Question

A research team conducted a critical study, and using the data they gathered in their random experiment, a 95% confidence interval for the population mean was constructed. The team was not happy with the result because they felt the margin of error was much too large. All other things being equal, if they were to repeat the study, what could they do to reduce the margin of error

Answer 1

Increasing sample size (n), decreasing the standard deviation or decreasing the confidence level will reduce the margin of error.

Explanation:

The (1 - α)% confidence interval for population mean μ is:

`CI=\bar x\pm CV* (SD)/(√(n))`

The margin of error for this interval is:

`MOE=CV* (SD)/(√(n))`

So, the factors affecting the margin of error are:

• Confidence level
• Standard deviation
• Sample size

It is provided that the team was not happy with the result of the 95% confidence interval constructed, because they felt the margin of error was much too large.

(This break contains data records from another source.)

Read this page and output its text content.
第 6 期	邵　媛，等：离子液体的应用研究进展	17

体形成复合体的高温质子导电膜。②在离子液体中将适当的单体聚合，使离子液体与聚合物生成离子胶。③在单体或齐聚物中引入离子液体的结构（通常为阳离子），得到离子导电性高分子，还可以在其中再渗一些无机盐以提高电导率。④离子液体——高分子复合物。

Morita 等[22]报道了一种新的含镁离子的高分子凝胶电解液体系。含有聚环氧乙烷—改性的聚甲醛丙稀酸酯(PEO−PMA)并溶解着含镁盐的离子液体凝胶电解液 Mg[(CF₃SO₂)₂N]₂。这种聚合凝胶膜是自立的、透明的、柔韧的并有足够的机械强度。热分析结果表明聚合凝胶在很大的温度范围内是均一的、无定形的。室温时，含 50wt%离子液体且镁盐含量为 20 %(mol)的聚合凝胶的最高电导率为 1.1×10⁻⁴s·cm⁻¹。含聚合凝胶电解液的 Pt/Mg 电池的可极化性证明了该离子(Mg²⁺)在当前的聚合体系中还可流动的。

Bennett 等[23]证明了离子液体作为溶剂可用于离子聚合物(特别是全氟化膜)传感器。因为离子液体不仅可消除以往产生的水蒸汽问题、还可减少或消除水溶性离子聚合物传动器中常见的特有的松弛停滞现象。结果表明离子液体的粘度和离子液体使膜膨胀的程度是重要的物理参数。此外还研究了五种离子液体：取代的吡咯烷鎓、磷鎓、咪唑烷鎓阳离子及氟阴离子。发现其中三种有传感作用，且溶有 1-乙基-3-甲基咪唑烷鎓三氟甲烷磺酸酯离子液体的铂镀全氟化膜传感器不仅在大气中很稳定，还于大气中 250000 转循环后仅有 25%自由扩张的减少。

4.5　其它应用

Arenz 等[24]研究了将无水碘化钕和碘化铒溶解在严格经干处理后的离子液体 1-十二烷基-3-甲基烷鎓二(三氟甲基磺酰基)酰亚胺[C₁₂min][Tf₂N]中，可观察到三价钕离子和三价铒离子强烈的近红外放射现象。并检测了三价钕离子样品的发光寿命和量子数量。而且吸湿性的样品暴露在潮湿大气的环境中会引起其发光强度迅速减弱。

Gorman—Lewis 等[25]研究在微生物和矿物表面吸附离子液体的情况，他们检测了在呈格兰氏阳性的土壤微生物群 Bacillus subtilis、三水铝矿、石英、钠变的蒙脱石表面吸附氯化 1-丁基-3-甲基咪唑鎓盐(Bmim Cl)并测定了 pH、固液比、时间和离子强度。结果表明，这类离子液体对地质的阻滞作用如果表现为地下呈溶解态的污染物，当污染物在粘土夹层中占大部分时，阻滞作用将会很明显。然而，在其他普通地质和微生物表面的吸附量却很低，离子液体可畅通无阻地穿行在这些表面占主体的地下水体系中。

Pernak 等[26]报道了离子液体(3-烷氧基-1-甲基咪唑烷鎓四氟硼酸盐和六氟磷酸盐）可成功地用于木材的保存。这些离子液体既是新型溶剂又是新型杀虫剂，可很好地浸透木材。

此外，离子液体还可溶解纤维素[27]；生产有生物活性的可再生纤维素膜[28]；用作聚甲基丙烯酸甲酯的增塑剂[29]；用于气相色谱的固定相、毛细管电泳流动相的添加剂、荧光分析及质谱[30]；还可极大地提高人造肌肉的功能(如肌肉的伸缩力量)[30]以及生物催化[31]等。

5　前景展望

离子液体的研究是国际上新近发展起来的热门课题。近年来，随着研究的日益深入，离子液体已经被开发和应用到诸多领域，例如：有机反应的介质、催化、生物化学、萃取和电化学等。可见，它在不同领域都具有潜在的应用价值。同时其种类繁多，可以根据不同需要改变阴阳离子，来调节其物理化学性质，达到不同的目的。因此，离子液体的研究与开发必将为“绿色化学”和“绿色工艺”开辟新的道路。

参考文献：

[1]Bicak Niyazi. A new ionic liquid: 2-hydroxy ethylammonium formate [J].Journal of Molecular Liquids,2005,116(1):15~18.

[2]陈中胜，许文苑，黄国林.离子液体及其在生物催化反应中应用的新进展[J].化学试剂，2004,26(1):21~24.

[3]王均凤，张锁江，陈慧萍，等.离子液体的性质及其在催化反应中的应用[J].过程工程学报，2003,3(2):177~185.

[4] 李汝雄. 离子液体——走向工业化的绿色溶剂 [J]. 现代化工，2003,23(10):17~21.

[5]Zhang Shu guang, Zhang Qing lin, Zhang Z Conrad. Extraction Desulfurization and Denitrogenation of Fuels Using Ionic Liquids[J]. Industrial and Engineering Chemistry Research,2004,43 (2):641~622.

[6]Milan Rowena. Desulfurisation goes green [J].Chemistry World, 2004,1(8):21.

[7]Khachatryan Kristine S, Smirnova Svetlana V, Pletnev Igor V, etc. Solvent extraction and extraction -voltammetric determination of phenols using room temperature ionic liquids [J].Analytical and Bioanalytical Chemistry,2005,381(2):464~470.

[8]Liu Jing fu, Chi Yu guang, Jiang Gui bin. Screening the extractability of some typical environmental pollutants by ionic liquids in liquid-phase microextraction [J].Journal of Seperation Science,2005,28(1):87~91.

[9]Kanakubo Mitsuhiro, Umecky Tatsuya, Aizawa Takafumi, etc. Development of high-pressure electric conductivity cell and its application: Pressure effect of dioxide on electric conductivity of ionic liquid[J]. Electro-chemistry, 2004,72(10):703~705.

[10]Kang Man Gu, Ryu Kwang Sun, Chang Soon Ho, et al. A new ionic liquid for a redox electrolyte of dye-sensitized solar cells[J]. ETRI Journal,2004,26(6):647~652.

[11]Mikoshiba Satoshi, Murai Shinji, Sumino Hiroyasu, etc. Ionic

To reduce the margin of error:

• Increase the sample size.

Since the sample is inversely proportional to the margin of error, increasing the value of n will decrease the MOE.

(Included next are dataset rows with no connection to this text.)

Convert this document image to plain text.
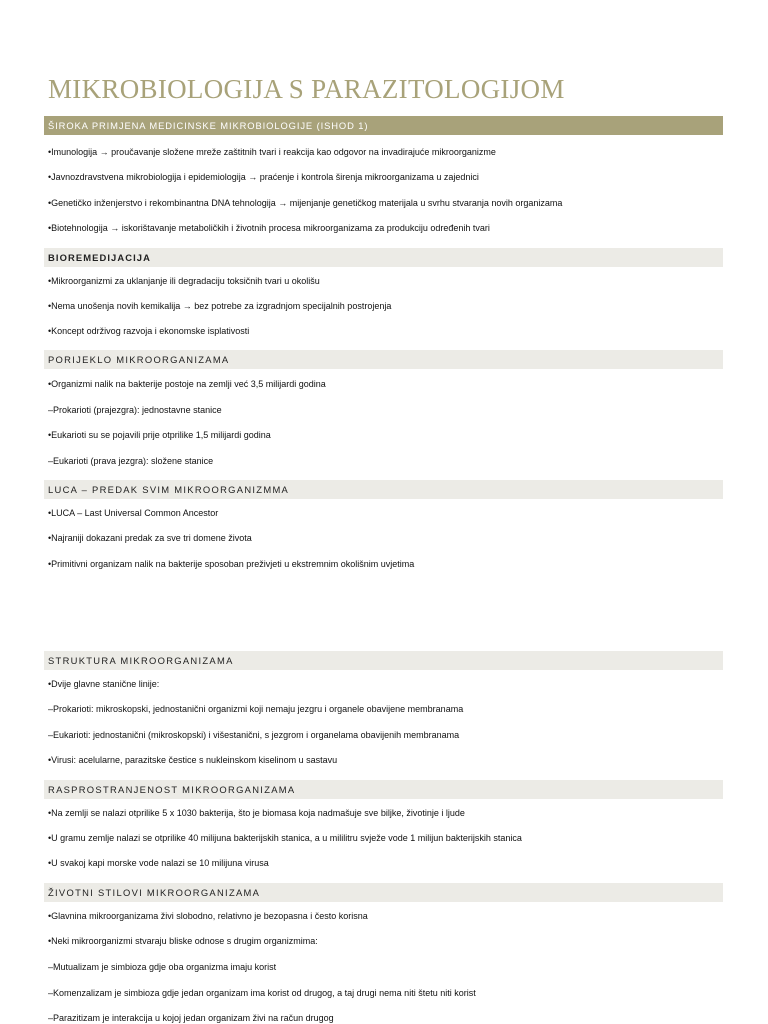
MIKROBIOLOGIJA S PARAZITOLOGIJOM
ŠIROKA PRIMJENA MEDICINSKE MIKROBIOLOGIJE (ISHOD 1)
•Imunologija → proučavanje složene mreže zaštitnih tvari i reakcija kao odgovor na invadirajuće mikroorganizme
•Javnozdravstvena mikrobiologija i epidemiologija → praćenje i kontrola širenja mikroorganizama u zajednici
•Genetičko inženjerstvo i rekombinantna DNA tehnologija → mijenjanje genetičkog materijala u svrhu stvaranja novih organizama
•Biotehnologija → iskorištavanje metaboličkih i životnih procesa mikroorganizama za produkciju određenih tvari
BIOREMEDIJACIJA
•Mikroorganizmi za uklanjanje ili degradaciju toksičnih tvari u okolišu
•Nema unošenja novih kemikalija → bez potrebe za izgradnjom specijalnih postrojenja
•Koncept održivog razvoja i ekonomske isplativosti
PORIJEKLO MIKROORGANIZAMA
•Organizmi nalik na bakterije postoje na zemlji već 3,5 milijardi godina
–Prokarioti (prajezgra): jednostavne stanice
•Eukarioti su se pojavili prije otprilike 1,5 milijardi godina
–Eukarioti (prava jezgra): složene stanice
LUCA – PREDAK SVIM MIKROORGANIZMMA
•LUCA – Last Universal Common Ancestor
•Najraniji dokazani predak za sve tri domene života
•Primitivni organizam nalik na bakterije sposoban preživjeti u ekstremnim okolišnim uvjetima
STRUKTURA MIKROORGANIZAMA
•Dvije glavne stanične linije:
–Prokarioti: mikroskopski, jednostanični organizmi koji nemaju jezgru i organele obavijene membranama
–Eukarioti: jednostanični (mikroskopski) i višestanični, s jezgrom i organelama obavijenih membranama
•Virusi: acelularne, parazitske čestice s nukleinskom kiselinom u sastavu
RASPROSTRANJENOST MIKROORGANIZAMA
•Na zemlji se nalazi otprilike 5 x 1030 bakterija, što je biomasa koja nadmašuje sve biljke, životinje i ljude
•U gramu zemlje nalazi se otprilike 40 milijuna bakterijskih stanica, a u mililitru svježe vode 1 milijun bakterijskih stanica
•U svakoj kapi morske vode nalazi se 10 milijuna virusa
ŽIVOTNI STILOVI MIKROORGANIZAMA
•Glavnina mikroorganizama živi slobodno, relativno je bezopasna i često korisna
•Neki mikroorganizmi stvaraju bliske odnose s drugim organizmima:
–Mutualizam je simbioza gdje oba organizma imaju korist
–Komenzalizam je simbioza gdje jedan organizam ima korist od drugog, a taj drugi nema niti štetu niti korist
–Parazitizam je interakcija u kojoj jedan organizam živi na račun drugog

• Decrease the standard deviation.

The standard deviation is directly proportional to the margin of error. On decreasing the standard deviation value the MOE of the interval will also decrease.

• Decrease the confidence level.

The critical value of the distribution is based on the confidence level. Higher the confidence level, higher will be critical value.

So, on deceasing the confidence level the critical value will decrease, hence decreasing the margin of error.